RabbitMQ extension for Azure Functions
MIT License
48 stars 54 forks source link

RabbitMq Connection Reset Issue #159

Open abhishek-loyalytics opened 3 years ago

abhishek-loyalytics commented 3 years ago

Unhandled exception. RabbitMQ.Client.Exceptions.AlreadyClosedException: Already closed: The AMQP operation was interrupted: AMQP close-reason, initiated by Library, code=541, text='Unexpected Exception', classId=0, methodId=0, cause=System.IO.IOException: Unable to read data from the transport connection: Connection reset by peer. ---> System.Net.Sockets.SocketException (104): Connection reset by peer at System.Net.Sockets.NetworkStream.Read(Byte[] buffer, Int32 offset, Int32 size) --- End of inner exception stack trace --- at RabbitMQ.Client.Impl.InboundFrame.ReadFrom(NetworkBinaryReader reader) at RabbitMQ.Client.Framing.Impl.Connection.MainLoopIteration() at RabbitMQ.Client.Framing.Impl.Connection.MainLoop() at RabbitMQ.Client.Impl.SessionBase.Transmit(Command cmd) at Microsoft.Azure.WebJobs.Extensions.RabbitMQ.RabbitMQListener.<>c__DisplayClass20_0.<b0>d.MoveNext() --- End of stack trace from previous location where exception was thrown --- at System.Threading.Tasks.Task.<>c.b139_1(Object state) at System.Threading.QueueUserWorkItemCallbackDefaultContext.Execute() at System.Threading.ThreadPoolWorkQueue.Dispatch() at System.Threading._ThreadPoolWaitCallback.PerformWaitCallback()

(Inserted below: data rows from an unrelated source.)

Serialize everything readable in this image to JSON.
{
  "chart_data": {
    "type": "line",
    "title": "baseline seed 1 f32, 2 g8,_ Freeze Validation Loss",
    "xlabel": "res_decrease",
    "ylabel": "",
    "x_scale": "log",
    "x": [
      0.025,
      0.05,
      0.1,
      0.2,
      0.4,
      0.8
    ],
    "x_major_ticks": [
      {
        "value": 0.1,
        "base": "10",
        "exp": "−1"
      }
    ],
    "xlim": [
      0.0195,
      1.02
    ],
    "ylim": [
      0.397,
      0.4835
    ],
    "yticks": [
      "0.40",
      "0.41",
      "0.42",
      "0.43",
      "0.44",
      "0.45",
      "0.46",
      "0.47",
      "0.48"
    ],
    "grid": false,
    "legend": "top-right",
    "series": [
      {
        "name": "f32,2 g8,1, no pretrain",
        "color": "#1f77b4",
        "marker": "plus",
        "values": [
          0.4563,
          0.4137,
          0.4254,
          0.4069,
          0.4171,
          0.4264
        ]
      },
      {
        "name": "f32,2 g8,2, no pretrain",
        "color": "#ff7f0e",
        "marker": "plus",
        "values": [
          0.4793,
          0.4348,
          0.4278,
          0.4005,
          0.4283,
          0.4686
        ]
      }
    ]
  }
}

npalmius commented 1 year ago

We have been seeing this error too under quite specific conditions, and in case it is useful I thought that I would add my findings to this ticket.

We are running a Python (currently Python 3.7) function app host (v3.17.0) with RabbitMQ extension trigger (v2.0.3.0) running in an app service image (based on 3.0-python3.7-appservice) in Kubernetes.

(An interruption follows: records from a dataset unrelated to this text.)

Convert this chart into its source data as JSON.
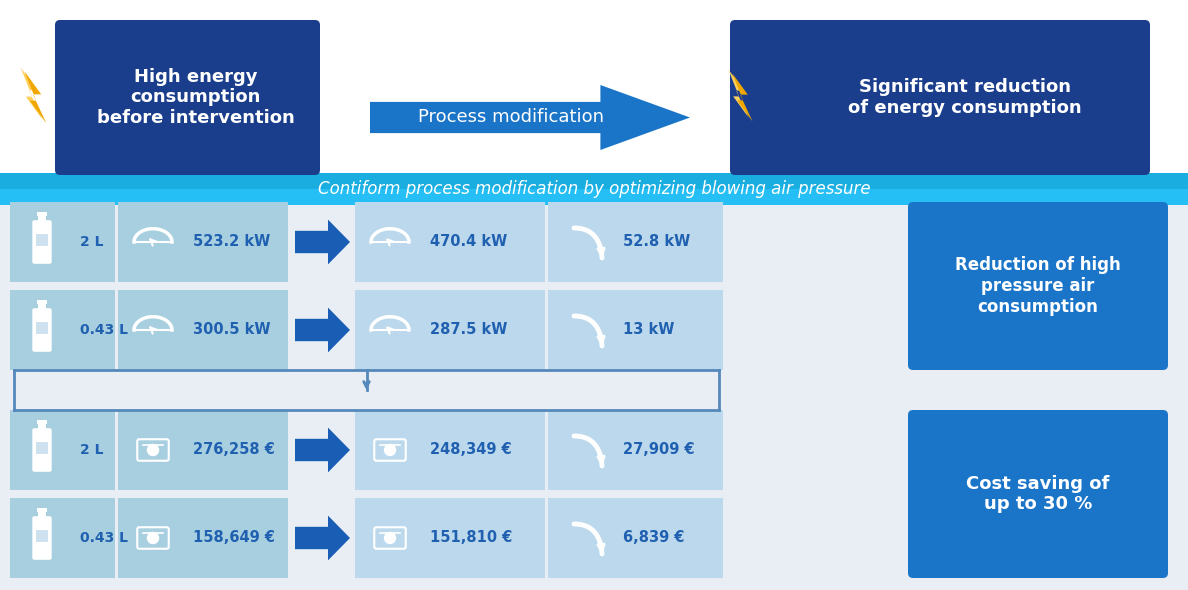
{
  "bg_color": "#e8eef4",
  "white": "#ffffff",
  "dark_blue": "#1a3e8c",
  "mid_blue": "#1a75c8",
  "light_blue1": "#9dc5e0",
  "light_blue2": "#b8d8ee",
  "banner_blue": "#1a96d2",
  "arrow_blue": "#1a5db5",
  "gold": "#f5c000",
  "gold2": "#f0a800",
  "label_blue": "#2060b0",
  "top_left_box": "High energy\nconsumption\nbefore intervention",
  "top_middle_arrow": "Process modification",
  "top_right_box": "Significant reduction\nof energy consumption",
  "subtitle_banner": "Contiform process modification by optimizing blowing air pressure",
  "row1_bottle": "2 L",
  "row1_before_kw": "523.2 kW",
  "row1_after_kw": "470.4 kW",
  "row1_saving_kw": "52.8 kW",
  "row2_bottle": "0.43 L",
  "row2_before_kw": "300.5 kW",
  "row2_after_kw": "287.5 kW",
  "row2_saving_kw": "13 kW",
  "right_label1": "Reduction of high\npressure air\nconsumption",
  "row3_bottle": "2 L",
  "row3_before_eur": "276,258 €",
  "row3_after_eur": "248,349 €",
  "row3_saving_eur": "27,909 €",
  "row4_bottle": "0.43 L",
  "row4_before_eur": "158,649 €",
  "row4_after_eur": "151,810 €",
  "row4_saving_eur": "6,839 €",
  "right_label2": "Cost saving of\nup to 30 %"
}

In our case, what appeared to be happening was that our image didn't contain the pre-compiled python scripts (i.e. the __pycache__ directories) for our functions, so these were generated on first function execution. This would trigger a restart of the JobHost by the FileMonitoringService, which would stop the RabbitMQListener while the function was still executing. So when the function finished, the RabbitMQ connection had been disconnected, which triggered the error in the ticket.

It doesn't appear to be possible to disable the file-watching behaviour of the function app host, so we think that we have resolved this by pre-compiling our python functions so that we don't trigger the JobHost restart. We'll be monitoring it to see if we still see this error.

IMO, it is unclear where the fault is here - should the function app host be restarting running functions? Or can the RabbitMQ extension somehow handle this?

There isn't much detail in the original ticket here, but just wanted to add this in case it is relevant.